Should You See a Doctor For Acid Reflux?

Gastroesophageal reflux is a physical condition in which acid from the stomach, flows backward up into the esophagus. Over a long period of time, exposure to stomach acid erodes the lining of the lower esophagus causing patients to have trouble swallowing. Patients may also experience a sour taste of acid in the back of their throat or heartburn. Many describe heartburn as a feeling of burning discomfort, localized behind the breastbone that lasts for several hours or often worsen after eating food.

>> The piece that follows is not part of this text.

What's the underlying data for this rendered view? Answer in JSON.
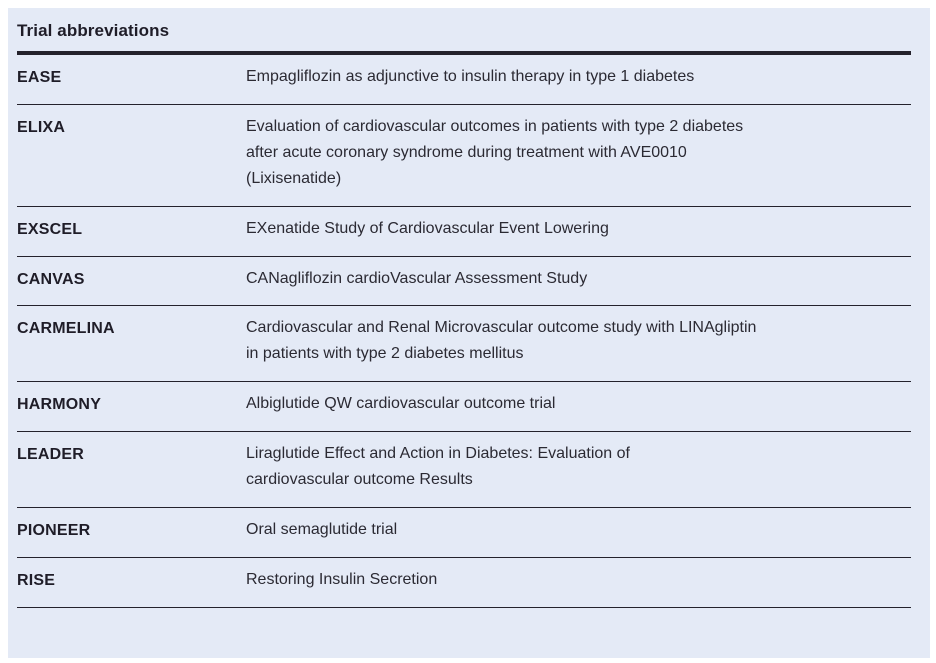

Frequent heartburn (two or more times a week) may be associated with a more severe problem known as gastroesophageal regurgitation disease or GERD.

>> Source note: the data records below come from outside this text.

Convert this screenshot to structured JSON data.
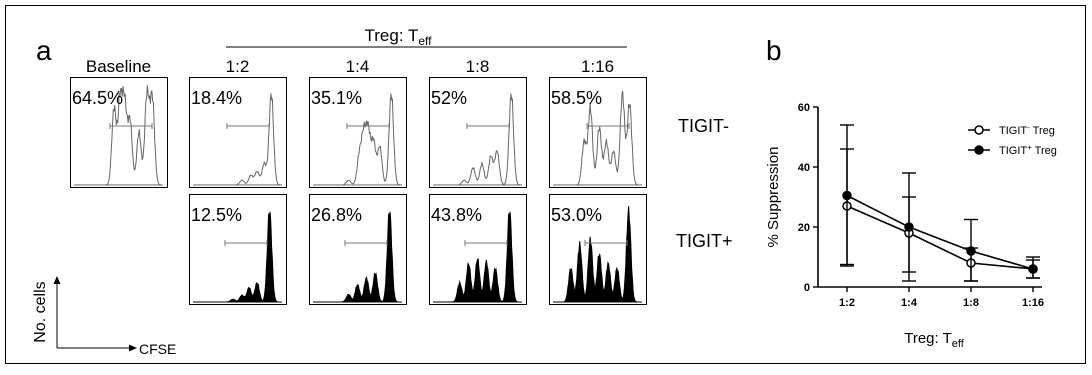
{
  "panel_a": {
    "label": "a",
    "header_main": "Treg: T",
    "header_sub": "eff",
    "columns": [
      "Baseline",
      "1:2",
      "1:4",
      "1:8",
      "1:16"
    ],
    "rows": [
      {
        "label": "TIGIT-",
        "percents": [
          "64.5%",
          "18.4%",
          "35.1%",
          "52%",
          "58.5%"
        ]
      },
      {
        "label": "TIGIT+",
        "percents": [
          "",
          "12.5%",
          "26.8%",
          "43.8%",
          "53.0%"
        ]
      }
    ],
    "y_axis_label": "No. cells",
    "x_axis_label": "CFSE"
  },
  "panel_b": {
    "label": "b"
  },
  "chart_data": {
    "type": "line",
    "title": "",
    "categories": [
      "1:2",
      "1:4",
      "1:8",
      "1:16"
    ],
    "xlabel_main": "Treg: T",
    "xlabel_sub": "eff",
    "ylabel": "% Suppression",
    "ylim": [
      0,
      60
    ],
    "yticks": [
      "0",
      "20",
      "40",
      "60"
    ],
    "grid": false,
    "legend_position": "top-right",
    "series": [
      {
        "legend_main": "TIGIT",
        "legend_sup": "-",
        "legend_tail": " Treg",
        "marker": "open-circle",
        "values": [
          27,
          18,
          8,
          6
        ],
        "error_low": [
          7,
          5,
          2,
          3
        ],
        "error_high": [
          46,
          30,
          13,
          9
        ]
      },
      {
        "legend_main": "TIGIT",
        "legend_sup": "+",
        "legend_tail": " Treg",
        "marker": "filled-circle",
        "values": [
          30.5,
          20,
          12,
          6
        ],
        "error_low": [
          7.5,
          2,
          2,
          3
        ],
        "error_high": [
          54,
          38,
          22.5,
          10
        ]
      }
    ],
    "colors": {
      "line": "#000000",
      "hist_open": "#666666",
      "hist_fill": "#000000"
    }
  }
}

Left untreated, chronic acid reflux or GERD may increase patients risks of developing serious health complications including chest pain (mimicking a heart attack), esophageal stricture (a narrowing of the esophagus), bleeding, pre-malignant changes in the esophageal lining, or Barrett’s esophagus which can lead to esophageal cancer. When symptoms of heartburn are not controlled with diet or lifestyle modifications, it is important to talk to your doctor about acid reflux testing and treatment options.

Common diagnostic testing for chronic acid reflux or GERD may include:

Upper Endoscopy. Your doctor inserts a thin, flexible tube equipped with a light and camera (endoscope) down your throat, to see the inside of the esophagus and stomach to detect inflammation of the esophagus (esophagitis). Endoscopy can also be used to collect a sample of tissue (biopsy) to be tested for complications such as Barrett’s esophagus.

Esophageal pH Monitoring. A monitor is placed in your esophagus to identify when, and for how long, stomach acid regurgitates there. The monitor might be a thin, flexible tube (catheter) that’s threaded through your nose into your esophagus, or a clip that’s placed in your esophagus during an endoscopy and that gets passed into your stool after about two days.

Esophageal Manometry. This test measures the rhythmic muscle contractions in your esophagus when you swallow. In some patients, acid reflux causes chronic laryngitis or reflux-related laryngitis. This group of patients commonly complain of throat issues, such as chronic cough, throat clearing, hoarseness, or sore throat. It’s called Laryngopharyngeal reflux (LPR).

More than 60 million Americans experience symptoms of heartburn at least once a month indicating about 15 million American have heartburn every day. Symptoms of heartburn can be an indication of acid reflux or GERD. Talk to your doctor to determine any testing or treatment options right for you.